Voici les positions de l’Association de Shérifs et Agents de la Paix Constitutionnels du Québec (ASAPCQ), sur d’importantes questions d’actualité.

Le shérif du comté

Le Québec doit faire un virage serré pour se remettre sur la voie de la liberté que nous ont établie nos fondateurs. Nous pensons que cela ne peut pas être fait du haut vers le bas, en raison de nombreux facteurs, dont le moindre n’est pas la corruption et les bureaucraties bien établies dans les hauts lieux. Nous devons, et nous pouvons, accomplir ce revirement en commençant localement au niveau du comté et au-dessous. Le bureau du shérif du comté est le dernier espoir de réaliser cela, et nous assistons à de grands actes de protection, de service et d’interposition à travers l’Amérique par des shérifs courageux qui veulent seulement servir les gens qui les ont élus.

Immigration

L’Amérique a toujours accueilli des immigrants sur ses côtes. Lorsque les Etats-Unis étaient vraiment un «melting pot», la culture et la prospérité étaient renforcées à cause de l’immigration. Aujourd’hui, les choses sont très différentes. Les États-Unis sont une nation de lois et leurs lois sur l’immigration ne sont pas appliquées. De plus, les immigrants ne s’assimilent pas à leur culture comme ils le faisaient autrefois. Il en résulte des conséquences dévastatrices culturellement et économiquement. Aujourd’hui, la grande majorité des immigrants viennent illégalement, et beaucoup commettent des délits de ce fait. Les politiques administratives encouragent en fait les gens à venir ici illégalement, et le flot d’enfants et des milliers d’autres, y compris des villages entiers, qui submergent la patrouille frontalière provoquent une crise qui ne peut être sous-estimée.

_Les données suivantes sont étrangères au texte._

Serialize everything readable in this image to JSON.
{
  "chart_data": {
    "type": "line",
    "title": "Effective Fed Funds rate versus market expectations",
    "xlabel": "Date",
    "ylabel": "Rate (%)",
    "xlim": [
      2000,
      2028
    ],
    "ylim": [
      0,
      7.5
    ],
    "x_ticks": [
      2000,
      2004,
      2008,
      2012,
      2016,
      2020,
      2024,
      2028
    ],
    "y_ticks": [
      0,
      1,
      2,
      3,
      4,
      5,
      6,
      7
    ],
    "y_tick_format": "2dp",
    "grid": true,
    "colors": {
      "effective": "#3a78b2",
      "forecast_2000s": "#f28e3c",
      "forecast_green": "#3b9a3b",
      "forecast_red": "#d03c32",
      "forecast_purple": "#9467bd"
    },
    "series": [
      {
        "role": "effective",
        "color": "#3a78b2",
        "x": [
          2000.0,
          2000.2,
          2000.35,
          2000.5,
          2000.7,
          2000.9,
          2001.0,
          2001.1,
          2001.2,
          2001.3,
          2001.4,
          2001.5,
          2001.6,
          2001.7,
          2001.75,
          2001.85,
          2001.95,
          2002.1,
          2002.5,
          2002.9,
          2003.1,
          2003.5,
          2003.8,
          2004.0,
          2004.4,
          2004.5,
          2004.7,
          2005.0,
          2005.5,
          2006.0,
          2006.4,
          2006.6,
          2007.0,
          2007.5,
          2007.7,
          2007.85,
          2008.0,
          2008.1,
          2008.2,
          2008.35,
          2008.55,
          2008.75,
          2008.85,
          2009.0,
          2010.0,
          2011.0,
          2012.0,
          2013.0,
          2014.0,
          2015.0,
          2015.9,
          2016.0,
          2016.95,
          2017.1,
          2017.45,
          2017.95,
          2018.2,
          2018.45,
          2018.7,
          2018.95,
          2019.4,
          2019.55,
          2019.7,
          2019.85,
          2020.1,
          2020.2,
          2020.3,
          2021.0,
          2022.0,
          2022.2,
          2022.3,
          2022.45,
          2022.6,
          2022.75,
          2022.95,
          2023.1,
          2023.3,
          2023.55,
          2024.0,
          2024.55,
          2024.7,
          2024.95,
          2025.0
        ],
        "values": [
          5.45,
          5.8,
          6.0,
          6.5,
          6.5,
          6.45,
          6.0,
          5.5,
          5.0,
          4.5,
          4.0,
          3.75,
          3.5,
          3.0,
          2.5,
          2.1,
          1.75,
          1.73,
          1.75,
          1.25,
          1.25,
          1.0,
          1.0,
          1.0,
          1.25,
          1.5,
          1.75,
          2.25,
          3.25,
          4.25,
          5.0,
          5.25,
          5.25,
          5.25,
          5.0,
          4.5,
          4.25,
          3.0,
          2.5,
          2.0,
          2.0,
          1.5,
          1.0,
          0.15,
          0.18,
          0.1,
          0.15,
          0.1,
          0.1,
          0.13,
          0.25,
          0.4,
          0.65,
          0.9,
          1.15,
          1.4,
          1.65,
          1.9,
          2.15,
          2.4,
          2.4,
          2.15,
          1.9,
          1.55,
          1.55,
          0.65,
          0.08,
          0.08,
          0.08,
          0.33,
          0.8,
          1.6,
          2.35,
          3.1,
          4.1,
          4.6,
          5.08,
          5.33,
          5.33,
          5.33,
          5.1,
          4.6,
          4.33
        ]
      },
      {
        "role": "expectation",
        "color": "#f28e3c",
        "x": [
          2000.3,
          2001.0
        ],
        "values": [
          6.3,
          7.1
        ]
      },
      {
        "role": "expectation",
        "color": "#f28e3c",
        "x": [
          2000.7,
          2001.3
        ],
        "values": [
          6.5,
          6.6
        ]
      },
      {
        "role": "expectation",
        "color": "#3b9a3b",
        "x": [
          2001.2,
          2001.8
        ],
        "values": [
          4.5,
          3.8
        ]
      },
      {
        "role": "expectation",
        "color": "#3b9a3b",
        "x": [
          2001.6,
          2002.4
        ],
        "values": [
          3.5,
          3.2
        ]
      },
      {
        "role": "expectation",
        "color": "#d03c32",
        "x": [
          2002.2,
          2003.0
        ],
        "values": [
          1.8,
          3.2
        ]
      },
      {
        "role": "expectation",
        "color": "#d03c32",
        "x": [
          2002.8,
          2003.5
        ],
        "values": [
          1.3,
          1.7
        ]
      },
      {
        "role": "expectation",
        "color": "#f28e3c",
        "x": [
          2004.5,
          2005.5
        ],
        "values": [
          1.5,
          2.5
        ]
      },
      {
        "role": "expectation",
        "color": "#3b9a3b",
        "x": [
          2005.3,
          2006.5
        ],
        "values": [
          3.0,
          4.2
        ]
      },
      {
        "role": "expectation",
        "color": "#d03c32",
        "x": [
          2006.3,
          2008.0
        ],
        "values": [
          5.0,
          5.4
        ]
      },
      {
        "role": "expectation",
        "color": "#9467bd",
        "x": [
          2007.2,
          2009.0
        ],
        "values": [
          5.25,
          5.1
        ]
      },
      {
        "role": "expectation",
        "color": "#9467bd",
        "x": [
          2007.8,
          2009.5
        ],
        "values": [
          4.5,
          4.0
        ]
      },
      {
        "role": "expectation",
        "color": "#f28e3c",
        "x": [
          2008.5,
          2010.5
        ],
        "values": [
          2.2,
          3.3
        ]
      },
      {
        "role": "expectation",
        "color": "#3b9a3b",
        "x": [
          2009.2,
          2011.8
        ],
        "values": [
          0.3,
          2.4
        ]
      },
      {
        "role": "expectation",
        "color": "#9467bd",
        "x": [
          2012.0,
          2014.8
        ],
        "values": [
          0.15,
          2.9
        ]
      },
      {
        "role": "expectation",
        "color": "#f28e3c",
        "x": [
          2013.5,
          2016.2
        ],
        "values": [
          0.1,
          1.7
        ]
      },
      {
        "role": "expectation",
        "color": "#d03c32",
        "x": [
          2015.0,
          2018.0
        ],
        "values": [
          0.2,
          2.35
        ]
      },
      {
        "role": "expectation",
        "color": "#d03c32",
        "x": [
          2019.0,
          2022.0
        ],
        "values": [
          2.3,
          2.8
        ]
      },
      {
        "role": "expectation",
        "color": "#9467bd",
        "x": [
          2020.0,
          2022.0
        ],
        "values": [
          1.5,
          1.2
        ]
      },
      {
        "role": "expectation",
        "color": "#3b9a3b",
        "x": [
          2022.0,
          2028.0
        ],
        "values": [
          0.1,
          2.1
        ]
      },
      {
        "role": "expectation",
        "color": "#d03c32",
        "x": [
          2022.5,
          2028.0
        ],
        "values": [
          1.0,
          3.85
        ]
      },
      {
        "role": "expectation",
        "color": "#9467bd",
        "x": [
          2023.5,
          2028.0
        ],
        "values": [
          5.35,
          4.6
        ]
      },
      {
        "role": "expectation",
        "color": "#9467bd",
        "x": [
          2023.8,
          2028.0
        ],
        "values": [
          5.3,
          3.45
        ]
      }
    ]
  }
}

Voici les choses que nous devons faire immédiatement:

1. Stationnez la Garde nationale et les troupes militaires régulières sur notre frontière sud pour mettre fin immédiatement à l’invasion. Nous devons défendre nos propres frontières le plus tôt possible par le dépoiement de drones armés à la frontière.

2. Expulser sommairement tous les étrangers illégaux alors qu’ils parviennent à franchir notre frontière. Les seules exceptions seraient les demandes d’asile examinées et approuvées individuellement. Déportez tous les étrangers illégaux pris en flagrant délit au Québec. Aucune exception.

3. Appliquer les lois contre l’embauche d’étrangers illégaux.

4. Le gouvernement de la République du Québec a le devoir et la pleine autorité de protéger sa propres frontière et de faire tout ce qu’il jugent nécessaire pour compenser l’application fédérale laxiste ou inexistante.

5. Une fois la frontière sécurisée, pas avant, une législation devrait être envisagée afin d’améliorer et de rationaliser notre processus d’immigration et de fixer des limites raisonnables au nombre de personnes entrant.

6. Les shérifs du comté doivent utiliser leur autorité pour protéger leurs citoyens contre les abus et la violation de leurs droits par l’invasion d’étrangers illégaux.

Contrôle des terres dans les limites de la République

Les limites constitutionnelles à la propriété et / ou au contrôle des terres au sein de la République souveraine devraient être intégrées dans nos politiques et pratiques. La République devrait avoir un plan pour assumer le contrôle de toutes les terres à l’intérieur de sa frontière non obtenues par des moyens constitutionnels. L’article 1, section 8, clause 17 stipule que le gouvernement fédéral est habilité à:

… Exercer comme autorité sur tous les lieux achetés par le consentement de la législature de l’État dans lequel le même sera, pour l’érection des forts, des magasins, des arsenaux, des quais et autres bâtiments nécessaires;

Les agences fédérales qui revendiquent désormais le contrôle des terres au sein d’un État devraient être considérablement réduites et / ou démantelées. Les shérifs du comté de ces États devraient prendre la position qui leur revient et utiliser leur autorité pour aider au transfert du contrôle du territoire et à la poursuite des violations des droits des citoyens par les autorités fédérales.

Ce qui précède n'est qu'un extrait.